Rapid spread of COVID-19 variants in B.C. remains huge concern for health officials

One of the biggest concerns for health officials in B.C. right now is the rapid spread of COVID-19 variants in the province.

On Monday, the province reported 916 new variant cases since April 1, pushing the total number past 3,500 since the start of the pandemic.

There remain 588 active cases of the variants in B.C., with 373 being identified as the B.1.1.7 strain, originally found in the U.K., and 215 identified as the P.1 strain, originally found in Brazil.

Read more:
P.1 variant is spreading in Canada. What do we know about it and vaccines?

On Monday, B.C.’s Health Minister Adrian Dix said variants could soon drive transmission but the current restrictions are tough enough.

“These are strong measures now,” Dix said. “Remember, all of these numbers really reflect events that occurred prior to the new restrictions coming into place.

“The issue isn’t the measures now, it’s (that) we all need to follow (them).”

Read more:
As COVID-19 variants spread in B.C., concern grows for effects on younger adults

Over the weekend, doctors in British Columbia spoke out about the effect new COVID-19 variants are having on younger people.

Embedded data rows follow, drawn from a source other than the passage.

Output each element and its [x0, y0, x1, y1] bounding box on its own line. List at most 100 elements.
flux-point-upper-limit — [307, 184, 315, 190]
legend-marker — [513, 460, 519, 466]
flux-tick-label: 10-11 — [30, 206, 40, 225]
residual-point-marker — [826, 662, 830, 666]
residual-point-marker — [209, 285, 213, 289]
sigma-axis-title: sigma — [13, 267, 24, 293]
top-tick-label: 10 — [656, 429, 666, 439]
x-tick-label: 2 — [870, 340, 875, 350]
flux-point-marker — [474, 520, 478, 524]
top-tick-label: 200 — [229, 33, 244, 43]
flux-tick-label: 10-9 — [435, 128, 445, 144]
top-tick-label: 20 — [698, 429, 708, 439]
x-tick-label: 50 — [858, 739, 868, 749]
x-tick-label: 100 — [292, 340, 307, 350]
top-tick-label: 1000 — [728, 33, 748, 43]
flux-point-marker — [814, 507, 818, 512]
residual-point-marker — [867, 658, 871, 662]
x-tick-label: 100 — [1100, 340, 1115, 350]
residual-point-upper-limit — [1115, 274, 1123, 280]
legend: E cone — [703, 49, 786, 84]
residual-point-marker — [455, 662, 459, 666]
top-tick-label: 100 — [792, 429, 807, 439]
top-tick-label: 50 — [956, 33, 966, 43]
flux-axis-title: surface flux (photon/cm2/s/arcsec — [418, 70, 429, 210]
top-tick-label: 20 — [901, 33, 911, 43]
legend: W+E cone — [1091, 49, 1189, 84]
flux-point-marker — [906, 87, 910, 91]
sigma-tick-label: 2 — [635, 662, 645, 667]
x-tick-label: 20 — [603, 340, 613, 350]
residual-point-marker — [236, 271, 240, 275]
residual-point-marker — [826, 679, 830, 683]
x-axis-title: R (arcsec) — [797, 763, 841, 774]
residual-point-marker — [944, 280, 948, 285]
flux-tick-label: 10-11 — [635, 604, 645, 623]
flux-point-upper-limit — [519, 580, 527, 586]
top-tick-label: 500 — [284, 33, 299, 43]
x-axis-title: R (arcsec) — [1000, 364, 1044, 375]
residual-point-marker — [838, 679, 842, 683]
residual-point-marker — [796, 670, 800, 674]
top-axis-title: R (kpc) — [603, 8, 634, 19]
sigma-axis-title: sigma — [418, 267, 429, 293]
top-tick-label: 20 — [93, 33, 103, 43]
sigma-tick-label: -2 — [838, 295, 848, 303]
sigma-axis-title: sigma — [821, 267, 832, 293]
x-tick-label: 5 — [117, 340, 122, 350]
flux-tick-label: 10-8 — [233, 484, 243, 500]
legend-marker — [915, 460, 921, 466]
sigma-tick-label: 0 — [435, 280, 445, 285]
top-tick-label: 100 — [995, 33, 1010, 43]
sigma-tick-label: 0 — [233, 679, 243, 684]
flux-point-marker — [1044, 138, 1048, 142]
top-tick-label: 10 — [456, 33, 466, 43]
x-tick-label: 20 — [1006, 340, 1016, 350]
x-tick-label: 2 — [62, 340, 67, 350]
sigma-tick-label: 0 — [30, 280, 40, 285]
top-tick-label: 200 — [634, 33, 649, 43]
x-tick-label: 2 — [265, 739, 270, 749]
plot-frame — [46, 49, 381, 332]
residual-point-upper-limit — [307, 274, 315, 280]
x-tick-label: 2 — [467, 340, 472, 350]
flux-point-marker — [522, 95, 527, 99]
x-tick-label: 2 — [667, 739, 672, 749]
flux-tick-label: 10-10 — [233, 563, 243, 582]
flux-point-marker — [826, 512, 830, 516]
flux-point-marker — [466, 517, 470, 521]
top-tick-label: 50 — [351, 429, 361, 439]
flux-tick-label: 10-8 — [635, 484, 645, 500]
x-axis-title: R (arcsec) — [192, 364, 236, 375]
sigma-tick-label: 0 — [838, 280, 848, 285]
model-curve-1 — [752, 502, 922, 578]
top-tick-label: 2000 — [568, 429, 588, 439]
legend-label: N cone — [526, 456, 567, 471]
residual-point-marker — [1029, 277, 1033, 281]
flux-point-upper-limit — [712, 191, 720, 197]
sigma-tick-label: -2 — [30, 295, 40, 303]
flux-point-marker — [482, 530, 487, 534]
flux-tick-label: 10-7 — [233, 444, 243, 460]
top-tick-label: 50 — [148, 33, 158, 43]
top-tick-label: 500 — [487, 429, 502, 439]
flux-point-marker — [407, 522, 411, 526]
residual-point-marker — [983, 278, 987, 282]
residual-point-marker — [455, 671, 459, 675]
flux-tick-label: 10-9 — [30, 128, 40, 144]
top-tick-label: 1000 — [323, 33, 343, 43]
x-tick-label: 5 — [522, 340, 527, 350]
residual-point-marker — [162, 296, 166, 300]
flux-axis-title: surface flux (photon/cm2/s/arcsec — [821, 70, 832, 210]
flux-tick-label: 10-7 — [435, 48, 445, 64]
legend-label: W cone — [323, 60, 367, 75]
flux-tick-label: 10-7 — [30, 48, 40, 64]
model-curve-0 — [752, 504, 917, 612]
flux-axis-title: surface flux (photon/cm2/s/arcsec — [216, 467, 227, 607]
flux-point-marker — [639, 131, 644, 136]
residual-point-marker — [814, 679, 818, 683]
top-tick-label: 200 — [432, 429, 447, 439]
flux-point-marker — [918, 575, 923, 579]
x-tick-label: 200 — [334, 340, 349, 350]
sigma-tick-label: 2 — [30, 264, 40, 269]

Evidence suggests the variants of concern are not only more contagious but are also leading to more severe hospitalizations — particularly for younger adults.

“With the initial COVID, the feeling was very much that while young people may get COVID, they may not get all that sick. I think the variants have changed that … and I don’t know if people are realizing that,” Dr. Gerald Da Roza, head of medicine at Royal Columbian Hospital, told Global News.